Thousands Of Women Tortured, Sexually Abused, Ill-Treated While Being Illegally Held In Iraq

Thousands of women are being illegally detained by Iraq authorities, Human Rights Watch said Thursday.

Many are being subjected to torture, the threat of sexual abuse and other ill-treatment despite promises of reform, the Associated Press reported.

The findings by the New York-based rights group raise new concerns about Iraq's ability to handle those detained in massive security sweeps targeting militants amid an escalation in violence.

Accusing the Iraqi judicial system of being plagued with corruption and falling short of international standards, international rights groups are worried about the system, the AP reported.

Women have been held for months or even years without charge before seeing a judge, Human Rights Watch said. Male family members were responsible for rounding up the women for alleged terrorist activities.

According to the AP, interviewed detainees described being kicked, slapped, raped or threatened with sexual assault by security forces.

"Iraqi security forces and officials act as if brutally abusing women will make the country safer," said Joe Stork, deputy Middle East and North Africa director at Human Rights Watch. "In fact, these women and their relatives have told us that as long as security forces abuse people with impunity, we can only expect security conditions to worsen."

Militants have frequently cited the mistreatment of women as a justification for their attacks, the AP reported.

The group also called on the Iraqis to acknowledge the prevalence of abuse, promptly investigate allegations of torture and ill-treatment and to urgently make judicial and security sector reforms.

Dismissing reports of abuse of women in detention as exceptional cases, government and judicial officials did not return phone calls seeking further comment on the report, according to the AP.

"One detainee entered her interview with the group in Iraq's death row facility in Baghdad's Kazmiyah prison on crutches, saying nine days of beatings, shocks, and being hung upside down had left her permanently disabled," the AP reported. "The woman said she had been arrested by U.S. and Iraqi forces in January 2010 when she was in her cousin's home. She said she was taken to the Interior Ministry's Criminal Investigations Department where she was tortured until she confessed to terrorism charges against her will."

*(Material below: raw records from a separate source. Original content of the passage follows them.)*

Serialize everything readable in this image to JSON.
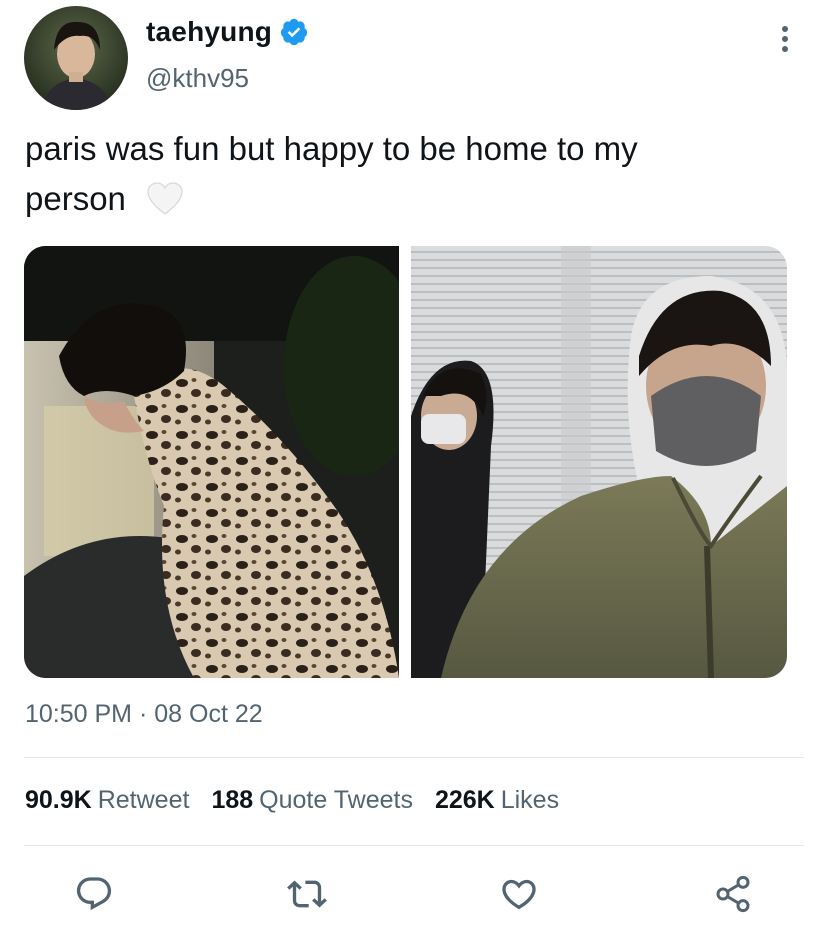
{
  "user": {
    "display_name": "taehyung",
    "handle": "@kthv95",
    "verified": true,
    "avatar_icon": "profile-photo"
  },
  "tweet": {
    "text_line1": "paris was fun but happy to be home to my",
    "text_line2": "person",
    "emoji": "white-heart"
  },
  "media": [
    {
      "name": "photo-leopard-coat",
      "description_icon": "photo"
    },
    {
      "name": "photo-hoodie-selfie",
      "description_icon": "photo"
    }
  ],
  "meta": {
    "time": "10:50 PM",
    "separator": "·",
    "date": "08 Oct 22"
  },
  "stats": {
    "retweets_count": "90.9K",
    "retweets_label": "Retweet",
    "quotes_count": "188",
    "quotes_label": "Quote Tweets",
    "likes_count": "226K",
    "likes_label": "Likes"
  },
  "actions": [
    "reply-icon",
    "retweet-icon",
    "like-icon",
    "share-icon"
  ],
  "colors": {
    "text_primary": "#0f1419",
    "text_secondary": "#536471",
    "verified_blue": "#1d9bf0",
    "divider": "#e1e8ed",
    "icon_gray": "#536471"
  }
}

Iraqi security forces repeatedly called her "bitch," ''slut," and "daughter of a dog" while in investigation, she said.

She described how they handcuffed her, forced her to kneel and beat her on her face, breaking her jaw. When she refused to sign confessions, they attached wires to her handcuffs and fingers, the AP reported.

"When they first put the electricity on me, I gasped; my body went rigid and the bag came off my head," she was quoted by the report as saying. "I saw a green machine, the size of a car battery, with wires attached to it," she added.

After officers told her that they had detained her teenage daughter and would rape her, she then signed and fingerprinted a blank piece of paper. Later on, her lawyer informed her that she was accused of blowing up a house and other attacks.

"The woman was executed seven months after meeting with HRW, in September 2013, despite lower court rulings that dismissed some of the charges against her because a medical report documented that she was tortured into confessing to a crime," the AP reported.

The report entitled "'No One Is Safe': Abuses of Women in Iraq's Criminal Justice System," was based on interviews with 27 women and seven girls in custody between December 2012 and April 2013, as well as their families, lawyers, medical officials in detention centers, Iraqi officials, activists and the U.N. It also cited courts documents, government decisions and reports.

Demonstrators who protested throughout Sunni areas in Iraq for most of last year demanded the release of detained women, the AP reported.